Co-Scientist, AI od Google, w 2 dni rozwiązało problem badany przez naukowców 10 lat

Naukowcy z Imperial College London pod kierownictwem profesora José R. Penadésa przez dekadę badali, w jaki sposób superbakterie nabywają odporność na antybiotyki. Tymczasem narzędzie sztucznej inteligencji Google o nazwie „Co-Scientist” miało rozwiązać ten problem w zaledwie 48 godzin.
Zespół badawczy Penadésa opracował hipotezę, że superbakterie tworzą „ogony” z różnych wirusów, które to umożliwiają im przenoszenie się między gatunkami. Profesor porównał to zjawisko do posiadania przez bakterie „kluczy”, które pozwalają im przemieszczać się między różnymi gospodarzami. Ta unikalna hipoteza nie została wcześniej opublikowana ani udostępniona publicznie. Kiedy naukowcy przedstawili to zagadnienie narzędziu od Google, byli zaskoczeni wynikami. System nie tylko potwierdził ich niepublikowane dotąd odkrycia, ale również zaproponował cztery dodatkowe hipotezy, z których wszystkie miały uzasadnienie naukowe.

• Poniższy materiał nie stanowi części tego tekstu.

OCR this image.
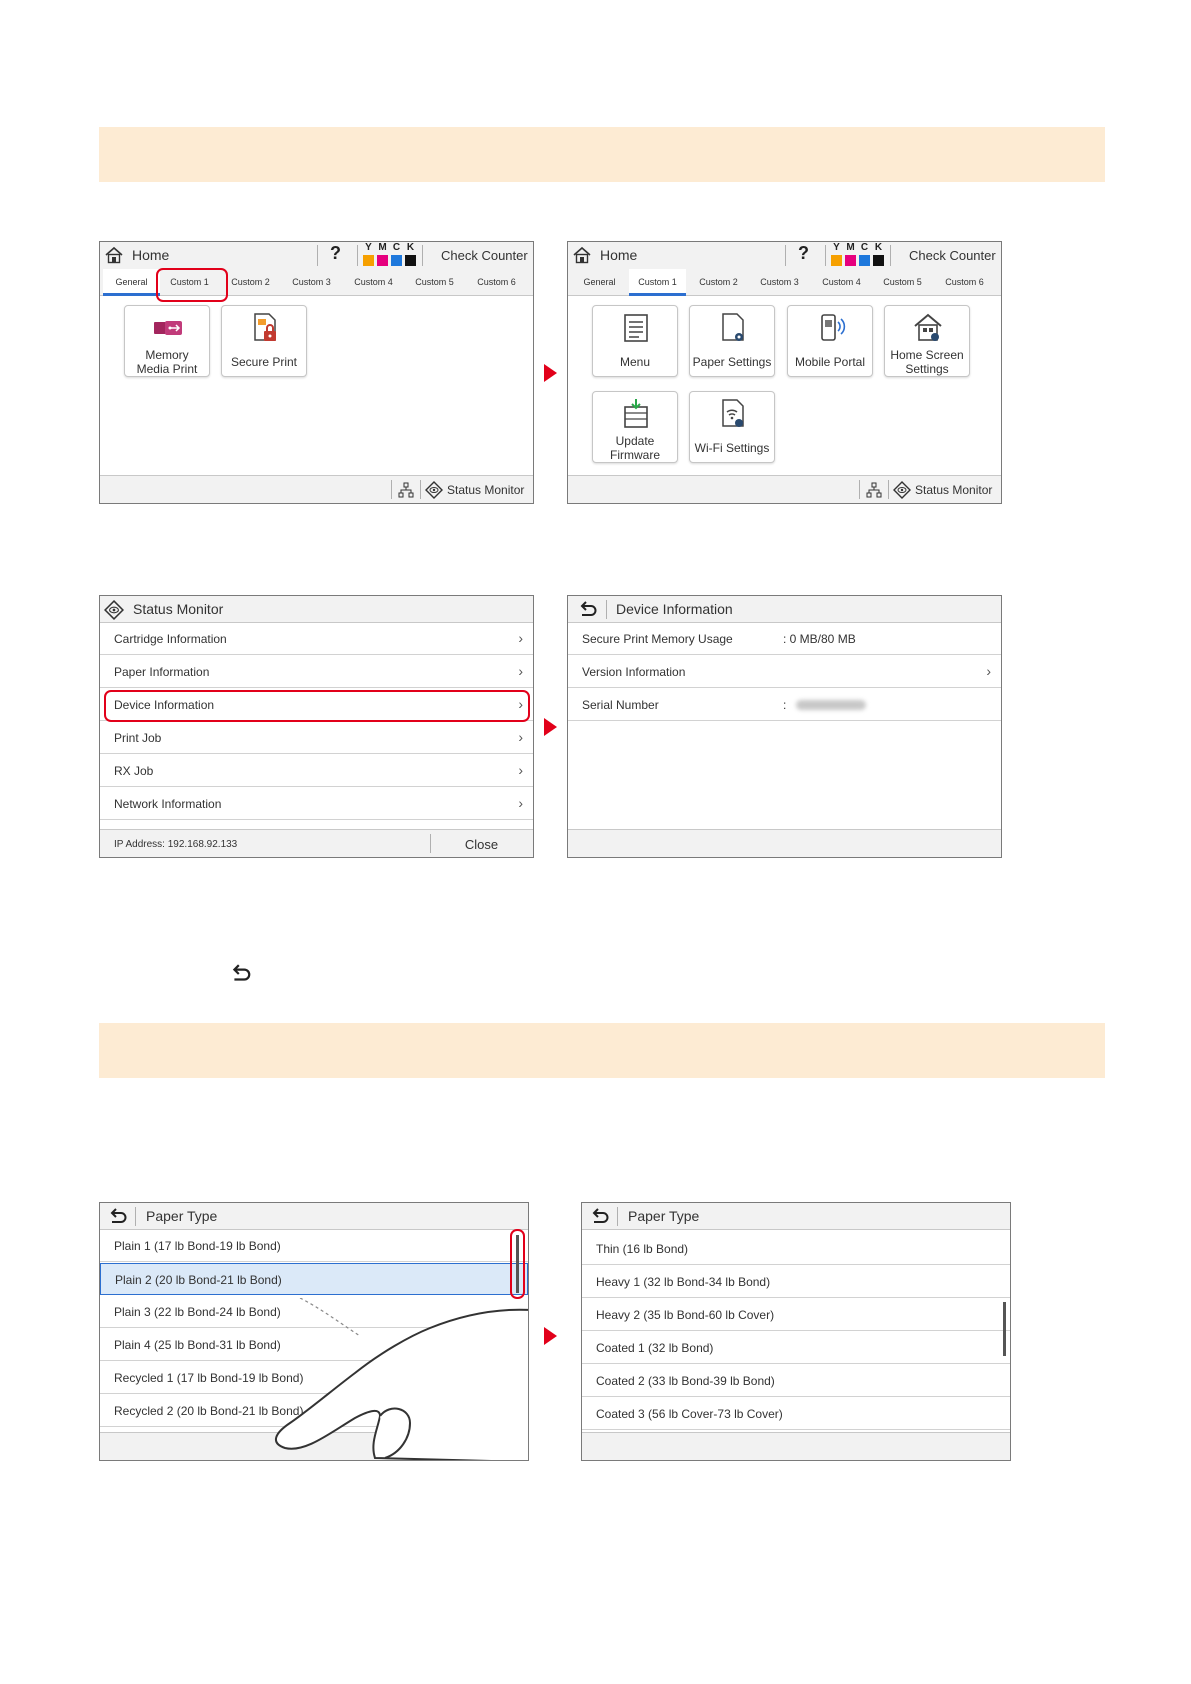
Home	?	Y M C K
Check Counter
General	Custom 1	Custom 2	Custom 3	Custom 4	Custom 5	Custom 6
Memory
Media Print	Secure Print
Status Monitor
Home	?	Y M C K
Check Counter
General	Custom 1	Custom 2	Custom 3	Custom 4	Custom 5	Custom 6
Menu	Paper Settings	Mobile Portal	Home Screen
Settings
Update
Firmware	Wi-Fi Settings
Status Monitor
Status Monitor
Cartridge Information	›
Paper Information	›
Device Information	›
Print Job	›
RX Job	›
Network Information	›
IP Address: 192.168.92.133	Close
Device Information
Secure Print Memory Usage	: 0 MB/80 MB
Version Information	›
Serial Number	:
Paper Type
Plain 1 (17 lb Bond-19 lb Bond)
Plain 2 (20 lb Bond-21 lb Bond)
Plain 3 (22 lb Bond-24 lb Bond)
Plain 4 (25 lb Bond-31 lb Bond)
Recycled 1 (17 lb Bond-19 lb Bond)
Recycled 2 (20 lb Bond-21 lb Bond)
Paper Type
Thin (16 lb Bond)
Heavy 1 (32 lb Bond-34 lb Bond)
Heavy 2 (35 lb Bond-60 lb Cover)
Coated 1 (32 lb Bond)
Coated 2 (33 lb Bond-39 lb Bond)
Coated 3 (56 lb Cover-73 lb Cover)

Niestety, w dostępnych źródłach nie ma dokładnych informacji na temat tych czterech dodatkowych hipotez zaproponowanych przez system Co-Scientist. Profesor José R. Penadés wspomina jednak, że jedna z tych teorii była czymś, o czym jego zespół nigdy wcześniej nie pomyślał i obecnie pracuje nad jej zbadaniem. Profesor Penadés był tak zaskoczony wynikami, że początkowo podejrzewał, iż Google mogło mieć dostęp do jego niepublikowanych badań. Skontaktował się nawet z przedstawicielami Google, aby zapytać, czy firma miała dostęp do jego komputera, na co otrzymał zaprzeczenie.

„Co-Scientist” to narzędzie bazujące na Gemini 2.0, działające jako zespół wyspecjalizowanych agentów AI. System ten łączy w sobie agenta tworzącego wstępne hipotezy, agenta analizującego i oceniającego koncepcje, agenta szeregującego pomysły według ważności oraz agenta udoskonalającego propozycje w kolejnych iteracjach.
Naukowcy podkreślają, że choć AI nie eliminuje potrzeby przeprowadzania eksperymentów, to znacznie przyspiesza proces formułowania hipotez, co może zaoszczędzić lata pracy.
„Nasze wyniki wskazują, że AI ma potencjał do agregowania wszystkich istniejących dowodów i kierowania nas w stronę najważniejszych pytań i projektów eksperymentalnych” – stwierdził Tiago Dias da Costa, współautor badania.